Said Gurley: “You’ll see guys hustling out there and giving it their all, which they’ve been doing all spring. You’ll be surprised by what you see from the defense on Saturday.”
Outside linebacker Jordan Jenkins is in line to replace Jones as the top pass-rusher, and several players have stepped up and seem to be on the verge of solidifying starting jobs.
Junior Ramik Wilson, who has worked at both outside and inside linebacker before this spring, is establishing himself alongside Herrera.
“I’d be thrilled if Ramik could continue to improve like he has,” Georgia coach Mark Richt said. “I think he’s comfortable in there. I think that’s more of a natural position for him. Hopefully he’ll keep coming on.”
The rebuilding of the defense began in January, Jenkins said, with extra time in the film room and newcomers absorbing the playbooks.
“They’re playing with a lot of intensity, playing with passion,” back-up quarterback Hutson Mason said. “They know what they’re doing.
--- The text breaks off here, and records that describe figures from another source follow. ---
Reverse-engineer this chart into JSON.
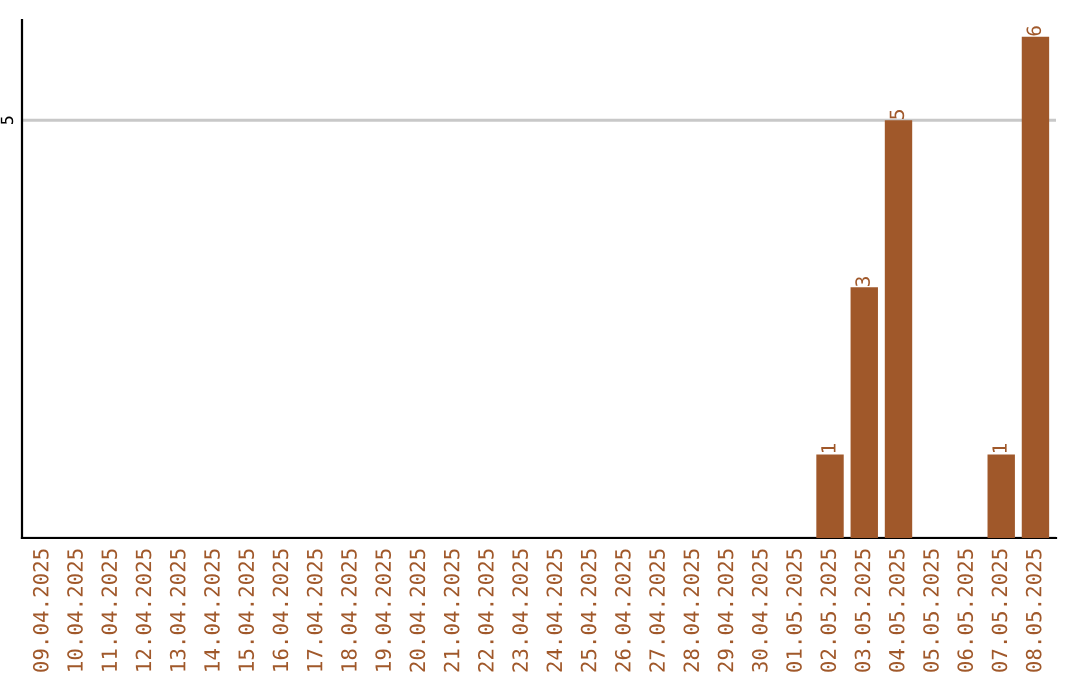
{
  "chart_data": {
    "type": "bar",
    "categories": [
      "09.04.2025",
      "10.04.2025",
      "11.04.2025",
      "12.04.2025",
      "13.04.2025",
      "14.04.2025",
      "15.04.2025",
      "16.04.2025",
      "17.04.2025",
      "18.04.2025",
      "19.04.2025",
      "20.04.2025",
      "21.04.2025",
      "22.04.2025",
      "23.04.2025",
      "24.04.2025",
      "25.04.2025",
      "26.04.2025",
      "27.04.2025",
      "28.04.2025",
      "29.04.2025",
      "30.04.2025",
      "01.05.2025",
      "02.05.2025",
      "03.05.2025",
      "04.05.2025",
      "05.05.2025",
      "06.05.2025",
      "07.05.2025",
      "08.05.2025"
    ],
    "values": [
      null,
      null,
      null,
      null,
      null,
      null,
      null,
      null,
      null,
      null,
      null,
      null,
      null,
      null,
      null,
      null,
      null,
      null,
      null,
      null,
      null,
      null,
      null,
      1,
      3,
      5,
      null,
      null,
      1,
      6
    ],
    "data_labels": true,
    "color": "#a0582a",
    "ylim": [
      0,
      6.2
    ],
    "yticks": [
      {
        "value": 0,
        "label": null
      },
      5
    ],
    "grid": "y",
    "legend": false
  }
}
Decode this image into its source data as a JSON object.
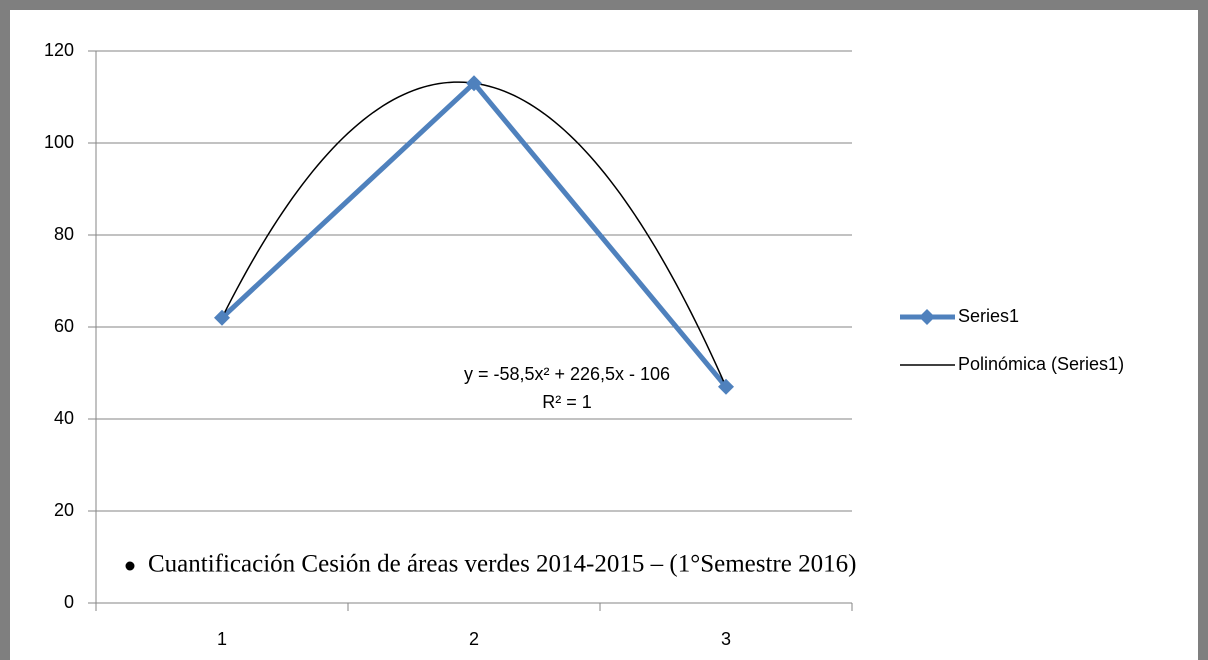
{
  "chart_data": {
    "type": "line",
    "x": [
      1,
      2,
      3
    ],
    "xlim": [
      0.5,
      3.5
    ],
    "xticks": [
      1,
      2,
      3
    ],
    "ylim": [
      0,
      120
    ],
    "yticks": [
      0,
      20,
      40,
      60,
      80,
      100,
      120
    ],
    "grid": true,
    "legend": "right",
    "series": [
      {
        "name": "Series1",
        "color": "#4f81bd",
        "values": [
          62,
          113,
          47
        ]
      }
    ],
    "trendline": {
      "name": "Polinómica (Series1)",
      "color": "#000000",
      "order": 2
    },
    "annotations": [
      "y = -58,5x² + 226,5x - 106",
      "R² = 1"
    ]
  },
  "document": {
    "bullet_text": "Cuantificación Cesión de áreas verdes 2014-2015 – (1°Semestre 2016)"
  }
}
There’s a lot of smart guys over there that know the system, that have been in the system for a while.”
The defense also has several early enrollees learning and trying to establish spots on the depth chart.
Tray Matthews had just about nailed down the starting free safety spot even with three spring practices to go. Reggie Carter and Ryne Rankin have added depth at inside linebacker.
“We probably wouldn’t be able to do half the stuff we’re doing if we didn’t have those guys here right now,” defensive coordinator Todd Grantham said. “Those guys, they’re not going to be freshmen after this spring practice is over. They’re guys I see contributing somehow, some way, whether it be special teams, depth-chart rotational guys or even starting.”
It didn’t take long for Richt to notice early this spring how the defense wasn’t as big after the losses of mammoth nose guards John Jenkins and Kwame Geathers, but the group is athletic. Wilson and other players have said the defense is faster and has something to prove.
“I definitely didn’t think some of the younger guys would be playing with that much enthusiasm,” Jenkins said. “Tray’s playing like he’s been here for about two or three years. He’s talking mess and trying to fire up the guys. He’s been coming down making some pretty good plays. … Nobody’s going to take a play off because they’ve got somebody right behind them to get after it.”
Added Dawson: “It’s great competition. I believe that’s the best thing for building a team and building a good winning team when you have guys competing at this college level. It’s going to show that somebody’s hungry and that we really want it.”
With 10 returning starters on offense, roles are more established, but there are still players carving out roles.
John Theus is getting a crack at left offensive tackle after starting at right tackle as a freshman.
Freshman J.J. Green has added depth at tailback behind Gurley and Keith Marshall.
“He’s played extremely well despite his size,” receiver Chris Conley said of the 5-foot-9, 186-pound Camden County product. “That guy is a ballplayer and a playmaker.”
Staring offensive guard Chris Burnette (torn labrum), receivers Michael Bennett (torn ACL) and Malcolm Mitchell (meniscus) are expected back this summer, but others have worked on improving their games, including quarterback Aaron Murray. Murray spent spring break working with quarterback guru George Whitfield in Oklahoma.
“Right now in the spring, it’s a time to learn and a time for the older guys to get better at the little things,” Conley said. “We’re not super ahead of where we were, but we’re not in a bad place right now. We’ve got to keep working, and if we keep working, I think we’ll be where we want to be come the first game.”